The Parting
Melissa Crowe
What hurt me so terribly
all my life until this moment?
–Jane Kenyon
Husband, I didn’t know the beautiful
broad-winged shape riding the air above us
as we lay in the hammock under the loblolly
pines was a buzzard until you told me.
Namer of whatever dark thing hovers,
you too deserve the truth, so when the police
find your father in a slick of blood
and offer no explanation but natural causes,
I say he drank himself to death, thinned
and thinned the skin of his esophagus
until it split. There’s a word in Japanese
we can’t translate though we take a sentence
to try: This is the parting. Singular goodbye
or something like an endless taking leave.

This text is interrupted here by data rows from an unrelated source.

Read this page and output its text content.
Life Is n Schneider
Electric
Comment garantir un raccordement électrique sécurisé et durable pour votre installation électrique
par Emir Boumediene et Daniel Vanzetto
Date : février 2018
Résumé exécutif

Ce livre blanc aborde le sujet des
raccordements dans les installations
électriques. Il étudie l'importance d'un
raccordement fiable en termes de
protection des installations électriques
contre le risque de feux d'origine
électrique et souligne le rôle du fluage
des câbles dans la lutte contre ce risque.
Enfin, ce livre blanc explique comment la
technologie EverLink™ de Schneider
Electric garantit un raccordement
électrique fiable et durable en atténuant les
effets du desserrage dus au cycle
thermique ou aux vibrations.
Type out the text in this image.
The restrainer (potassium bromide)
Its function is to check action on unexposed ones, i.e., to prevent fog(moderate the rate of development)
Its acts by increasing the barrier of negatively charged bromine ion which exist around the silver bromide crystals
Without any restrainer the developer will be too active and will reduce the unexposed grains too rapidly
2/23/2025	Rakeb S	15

Years ago, you nightwalked the frozen river
between your house and mine, believing
breakage as likely as love. Still a boy, you’d
already reckoned with your slide into the airless
place beneath this place—but I didn’t know it.
Today, sad again to the point of rage, you say
I’m ready to go. The truth is, even I am getting
close. We’re stepping onto ghost glass together
or spooning under talons, some hungry beast.
Not always guests at the feast. The parting,
I might have said, sixteen, holding your electric
hand in movie-theater dark or marrying you under
leaf-cut sky or convulsing beneath your loving,
helpless gaze, our child wrecking through me
into life. Last night I shuddered above you, then—
This is the parting—lay laughing beside you
in our bed. I won’t say stay because you won’t
say you will. If I’m lucky, if I’m brave, we’ll keep
birthing an ending into ravening light.